Here s a surprise - it s a new production at the Almeida and there s no really big name to bring in the crowds. And here s another surprise, it s 19th century Russia and it s not by Chekhov.
To be fair, Alexander Ostrovsky is enjoying a mini-revival at the moment with several recent productions of his plays, including the forthcoming run of The Forest at the National. This new Almeida version of The Storm, translated by Frank McGuinness, is yet another step in making Ostrovsky s canon known to a wider world.
The play, though indeed Russian, is not very Chekhovian either. True, there s the similar theme of the stultifying boredom of a Russian estate, but there s none of the penny-pinching poverty of the fading middle class. The Storm is set about 30 or 40 years before Chekhov s greatest work, and it bears a more marked political dimension. Ostrovsky s Russia is on the eve of momentous change, the serfs are about to be emancipated, the railway is coming and the ideas of liberation are about to hit.

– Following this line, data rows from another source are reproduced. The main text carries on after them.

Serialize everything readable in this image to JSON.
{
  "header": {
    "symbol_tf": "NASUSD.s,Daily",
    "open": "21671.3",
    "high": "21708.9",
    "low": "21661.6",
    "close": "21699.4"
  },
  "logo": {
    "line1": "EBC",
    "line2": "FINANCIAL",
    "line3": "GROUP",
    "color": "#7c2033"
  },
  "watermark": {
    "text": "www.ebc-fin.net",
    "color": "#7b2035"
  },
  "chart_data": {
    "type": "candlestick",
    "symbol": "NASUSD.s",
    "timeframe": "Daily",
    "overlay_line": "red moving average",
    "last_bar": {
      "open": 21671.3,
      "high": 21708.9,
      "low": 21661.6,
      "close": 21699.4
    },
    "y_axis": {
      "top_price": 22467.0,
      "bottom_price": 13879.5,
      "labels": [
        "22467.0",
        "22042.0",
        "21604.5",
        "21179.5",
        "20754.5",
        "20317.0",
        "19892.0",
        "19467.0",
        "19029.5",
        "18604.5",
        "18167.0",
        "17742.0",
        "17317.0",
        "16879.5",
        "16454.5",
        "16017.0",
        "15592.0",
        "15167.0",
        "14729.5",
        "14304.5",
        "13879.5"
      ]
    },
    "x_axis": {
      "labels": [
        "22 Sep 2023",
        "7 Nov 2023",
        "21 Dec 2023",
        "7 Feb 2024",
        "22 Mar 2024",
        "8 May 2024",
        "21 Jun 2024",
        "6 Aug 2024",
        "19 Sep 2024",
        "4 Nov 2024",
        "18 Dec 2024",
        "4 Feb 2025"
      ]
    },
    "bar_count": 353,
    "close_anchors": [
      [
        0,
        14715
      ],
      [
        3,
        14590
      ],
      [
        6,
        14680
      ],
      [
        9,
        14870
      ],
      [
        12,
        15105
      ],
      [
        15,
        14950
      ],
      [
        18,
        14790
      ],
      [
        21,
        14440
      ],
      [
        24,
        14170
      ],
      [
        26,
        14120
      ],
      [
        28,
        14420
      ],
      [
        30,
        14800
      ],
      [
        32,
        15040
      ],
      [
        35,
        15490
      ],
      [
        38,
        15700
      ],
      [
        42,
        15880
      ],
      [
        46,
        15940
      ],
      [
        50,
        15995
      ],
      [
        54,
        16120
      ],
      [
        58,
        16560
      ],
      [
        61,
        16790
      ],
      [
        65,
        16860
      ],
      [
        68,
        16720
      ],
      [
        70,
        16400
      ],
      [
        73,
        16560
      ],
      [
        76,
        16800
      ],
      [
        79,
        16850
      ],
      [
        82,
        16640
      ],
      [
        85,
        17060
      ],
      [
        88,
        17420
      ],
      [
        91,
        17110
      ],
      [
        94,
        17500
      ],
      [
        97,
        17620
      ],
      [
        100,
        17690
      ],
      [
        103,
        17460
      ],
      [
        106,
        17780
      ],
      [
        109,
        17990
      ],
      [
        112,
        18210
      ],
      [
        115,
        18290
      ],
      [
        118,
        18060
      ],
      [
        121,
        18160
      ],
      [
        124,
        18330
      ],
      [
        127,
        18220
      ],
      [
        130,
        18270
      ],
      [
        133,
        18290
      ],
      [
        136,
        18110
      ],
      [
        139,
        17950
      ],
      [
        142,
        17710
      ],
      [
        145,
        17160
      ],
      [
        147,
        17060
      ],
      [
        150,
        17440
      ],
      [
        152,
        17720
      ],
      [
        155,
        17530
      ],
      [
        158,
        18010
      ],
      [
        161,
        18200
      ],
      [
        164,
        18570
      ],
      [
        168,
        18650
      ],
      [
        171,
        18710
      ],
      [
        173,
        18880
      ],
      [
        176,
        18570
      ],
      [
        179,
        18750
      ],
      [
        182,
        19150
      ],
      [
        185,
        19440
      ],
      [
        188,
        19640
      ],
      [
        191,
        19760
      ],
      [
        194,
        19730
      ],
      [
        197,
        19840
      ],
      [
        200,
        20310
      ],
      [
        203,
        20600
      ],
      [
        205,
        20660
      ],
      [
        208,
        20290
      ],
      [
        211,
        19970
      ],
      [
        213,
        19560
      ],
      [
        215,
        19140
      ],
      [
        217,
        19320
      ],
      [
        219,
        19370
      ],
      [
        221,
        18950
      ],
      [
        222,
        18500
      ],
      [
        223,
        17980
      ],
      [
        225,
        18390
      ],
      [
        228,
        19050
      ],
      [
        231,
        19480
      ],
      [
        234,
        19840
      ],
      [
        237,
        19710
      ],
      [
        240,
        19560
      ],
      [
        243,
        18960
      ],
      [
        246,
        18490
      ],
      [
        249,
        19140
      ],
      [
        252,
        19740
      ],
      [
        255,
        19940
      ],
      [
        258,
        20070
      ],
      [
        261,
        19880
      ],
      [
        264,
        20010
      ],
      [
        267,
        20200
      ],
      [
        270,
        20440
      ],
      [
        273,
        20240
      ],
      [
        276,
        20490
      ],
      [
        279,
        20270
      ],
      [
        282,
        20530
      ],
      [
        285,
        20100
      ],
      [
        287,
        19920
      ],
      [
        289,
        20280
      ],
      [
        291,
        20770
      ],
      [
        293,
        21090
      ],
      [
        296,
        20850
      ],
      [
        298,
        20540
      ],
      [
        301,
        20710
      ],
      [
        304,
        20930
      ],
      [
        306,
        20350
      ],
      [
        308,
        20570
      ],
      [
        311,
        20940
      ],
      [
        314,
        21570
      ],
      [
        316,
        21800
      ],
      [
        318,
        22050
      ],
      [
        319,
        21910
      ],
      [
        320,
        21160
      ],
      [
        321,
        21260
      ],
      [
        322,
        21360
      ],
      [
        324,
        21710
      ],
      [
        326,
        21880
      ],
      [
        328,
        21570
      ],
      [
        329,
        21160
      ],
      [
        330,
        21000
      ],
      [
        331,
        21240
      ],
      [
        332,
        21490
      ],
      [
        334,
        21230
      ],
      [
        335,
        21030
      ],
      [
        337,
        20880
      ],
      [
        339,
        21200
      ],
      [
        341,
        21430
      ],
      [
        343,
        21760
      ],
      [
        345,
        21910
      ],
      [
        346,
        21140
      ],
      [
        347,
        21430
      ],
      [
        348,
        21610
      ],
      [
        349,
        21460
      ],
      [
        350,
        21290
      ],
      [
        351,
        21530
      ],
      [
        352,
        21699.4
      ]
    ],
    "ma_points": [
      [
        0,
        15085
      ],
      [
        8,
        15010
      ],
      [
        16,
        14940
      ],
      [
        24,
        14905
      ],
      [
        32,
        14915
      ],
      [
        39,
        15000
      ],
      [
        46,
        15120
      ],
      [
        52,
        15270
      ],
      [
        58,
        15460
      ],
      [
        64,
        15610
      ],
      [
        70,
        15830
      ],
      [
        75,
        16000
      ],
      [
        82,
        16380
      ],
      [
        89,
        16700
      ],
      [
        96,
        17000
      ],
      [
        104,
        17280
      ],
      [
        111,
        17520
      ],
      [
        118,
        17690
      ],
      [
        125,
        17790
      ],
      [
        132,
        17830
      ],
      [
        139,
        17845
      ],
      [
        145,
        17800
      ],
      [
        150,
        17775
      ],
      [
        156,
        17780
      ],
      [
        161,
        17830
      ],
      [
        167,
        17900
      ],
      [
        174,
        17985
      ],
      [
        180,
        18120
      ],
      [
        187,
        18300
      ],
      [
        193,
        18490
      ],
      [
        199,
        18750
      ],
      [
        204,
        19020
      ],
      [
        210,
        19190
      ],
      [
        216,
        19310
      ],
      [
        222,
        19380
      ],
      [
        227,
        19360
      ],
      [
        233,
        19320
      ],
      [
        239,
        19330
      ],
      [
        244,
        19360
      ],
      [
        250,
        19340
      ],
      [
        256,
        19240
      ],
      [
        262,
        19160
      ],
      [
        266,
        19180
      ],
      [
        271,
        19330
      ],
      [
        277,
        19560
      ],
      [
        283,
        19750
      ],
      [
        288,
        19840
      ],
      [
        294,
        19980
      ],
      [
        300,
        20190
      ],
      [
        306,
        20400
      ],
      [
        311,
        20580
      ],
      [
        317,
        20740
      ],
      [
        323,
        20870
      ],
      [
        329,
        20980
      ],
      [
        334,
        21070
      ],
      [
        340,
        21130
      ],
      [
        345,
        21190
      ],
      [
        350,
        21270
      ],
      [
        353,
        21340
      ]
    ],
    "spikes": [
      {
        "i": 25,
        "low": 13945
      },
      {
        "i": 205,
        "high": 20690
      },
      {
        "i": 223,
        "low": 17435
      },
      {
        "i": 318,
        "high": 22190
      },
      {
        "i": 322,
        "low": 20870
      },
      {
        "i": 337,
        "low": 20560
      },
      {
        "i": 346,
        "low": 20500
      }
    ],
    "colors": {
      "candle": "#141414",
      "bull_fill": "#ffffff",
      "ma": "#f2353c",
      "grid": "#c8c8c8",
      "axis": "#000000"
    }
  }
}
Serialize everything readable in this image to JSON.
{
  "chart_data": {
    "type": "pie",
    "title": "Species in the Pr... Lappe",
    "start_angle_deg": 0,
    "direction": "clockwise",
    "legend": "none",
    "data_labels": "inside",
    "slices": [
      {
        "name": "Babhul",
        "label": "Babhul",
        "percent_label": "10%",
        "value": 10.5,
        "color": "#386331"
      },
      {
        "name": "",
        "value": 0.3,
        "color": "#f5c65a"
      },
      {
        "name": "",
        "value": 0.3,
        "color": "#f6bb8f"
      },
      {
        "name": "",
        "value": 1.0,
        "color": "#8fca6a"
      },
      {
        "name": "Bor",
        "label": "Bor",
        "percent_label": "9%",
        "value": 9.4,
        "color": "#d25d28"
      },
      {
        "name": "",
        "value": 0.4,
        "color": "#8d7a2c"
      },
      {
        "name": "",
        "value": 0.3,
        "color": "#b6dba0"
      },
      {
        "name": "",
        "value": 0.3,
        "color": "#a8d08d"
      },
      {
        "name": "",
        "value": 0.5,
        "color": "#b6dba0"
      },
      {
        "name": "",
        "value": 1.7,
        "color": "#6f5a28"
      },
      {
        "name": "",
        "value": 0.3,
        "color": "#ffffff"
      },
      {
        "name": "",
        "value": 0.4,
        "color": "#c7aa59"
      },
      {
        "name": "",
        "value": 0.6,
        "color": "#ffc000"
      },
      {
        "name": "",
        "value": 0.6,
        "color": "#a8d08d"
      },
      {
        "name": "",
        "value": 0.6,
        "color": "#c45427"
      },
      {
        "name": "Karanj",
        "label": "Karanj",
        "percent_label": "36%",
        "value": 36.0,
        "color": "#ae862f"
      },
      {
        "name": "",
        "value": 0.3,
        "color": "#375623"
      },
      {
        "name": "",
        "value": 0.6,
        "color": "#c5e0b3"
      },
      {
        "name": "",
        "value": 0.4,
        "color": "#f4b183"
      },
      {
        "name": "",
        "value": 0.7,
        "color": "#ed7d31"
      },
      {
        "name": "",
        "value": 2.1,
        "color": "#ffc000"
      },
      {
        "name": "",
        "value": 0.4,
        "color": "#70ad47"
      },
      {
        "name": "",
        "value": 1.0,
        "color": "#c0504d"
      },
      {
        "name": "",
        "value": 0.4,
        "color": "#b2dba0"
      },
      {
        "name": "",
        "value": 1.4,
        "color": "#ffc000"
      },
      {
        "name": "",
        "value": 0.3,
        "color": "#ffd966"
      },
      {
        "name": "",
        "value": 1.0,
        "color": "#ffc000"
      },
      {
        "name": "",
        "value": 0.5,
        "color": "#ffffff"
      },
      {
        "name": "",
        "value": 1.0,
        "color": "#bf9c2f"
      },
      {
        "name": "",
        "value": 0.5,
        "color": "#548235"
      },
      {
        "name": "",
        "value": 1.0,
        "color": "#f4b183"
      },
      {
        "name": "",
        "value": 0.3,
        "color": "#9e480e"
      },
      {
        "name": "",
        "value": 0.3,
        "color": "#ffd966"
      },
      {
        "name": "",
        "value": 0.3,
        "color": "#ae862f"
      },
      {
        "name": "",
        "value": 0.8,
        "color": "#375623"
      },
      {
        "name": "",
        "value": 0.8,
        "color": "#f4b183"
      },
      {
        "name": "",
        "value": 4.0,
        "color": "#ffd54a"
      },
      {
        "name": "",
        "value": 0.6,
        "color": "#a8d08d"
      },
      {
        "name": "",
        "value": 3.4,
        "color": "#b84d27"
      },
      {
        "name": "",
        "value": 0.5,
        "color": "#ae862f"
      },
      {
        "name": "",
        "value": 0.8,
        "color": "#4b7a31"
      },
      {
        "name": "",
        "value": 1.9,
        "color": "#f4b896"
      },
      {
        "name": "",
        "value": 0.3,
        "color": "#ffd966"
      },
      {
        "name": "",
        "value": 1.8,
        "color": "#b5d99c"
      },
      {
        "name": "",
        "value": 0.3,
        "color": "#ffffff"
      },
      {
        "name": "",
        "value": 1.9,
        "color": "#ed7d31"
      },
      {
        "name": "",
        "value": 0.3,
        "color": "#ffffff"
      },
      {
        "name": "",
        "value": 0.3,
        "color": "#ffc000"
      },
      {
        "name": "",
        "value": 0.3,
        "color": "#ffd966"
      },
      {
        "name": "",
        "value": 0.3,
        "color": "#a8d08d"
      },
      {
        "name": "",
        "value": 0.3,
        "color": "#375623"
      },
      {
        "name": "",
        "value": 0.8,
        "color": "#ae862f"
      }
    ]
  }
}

The central character of The Storm, Katerina Kabanova (better known as the heroine of Janacek s opera) is trapped in a loveless marriage and dominated by her bullying stepmother, a merchant s widow. She falls in love with Boris, the impoverished nephew of another merchant, Dikoi, and carries on an illicit relationship with tragic consequences.
The stepmother and Dikoi are grotesque characters, aware that the world they always lived in is about to be transformed, but too narrow-minded and too frightened of losing control to change their bullying, tyrannical ways. As Dikoi, Sylvester Morand is a convincing despot, flaunting his wealth, boastful of his peasant cunning and proud of his ignorance. But Maggie Steed is magnificent as the stepmother Kabanova. A proud, hissing, spiteful cobra of a woman, she terrorises her son and terrifies Katerina.
Perhaps it is Steed s performance that takes the edge off Susan Lynch s Katerina. Touching in her scenes with Boris (well played by Richard Lynch) and suitably cowering when confronted by her stepmother, Lynch never really convinces during her soliloquies - mainly as a result of speaking so quickly.
Overall, however, this starless Almeida production is worth catching. Not only is it a rare opportunity to see, presented in the UK, the best-known play of a talented playwright, it is also a wonderful depiction of a society on the verge of ripping change.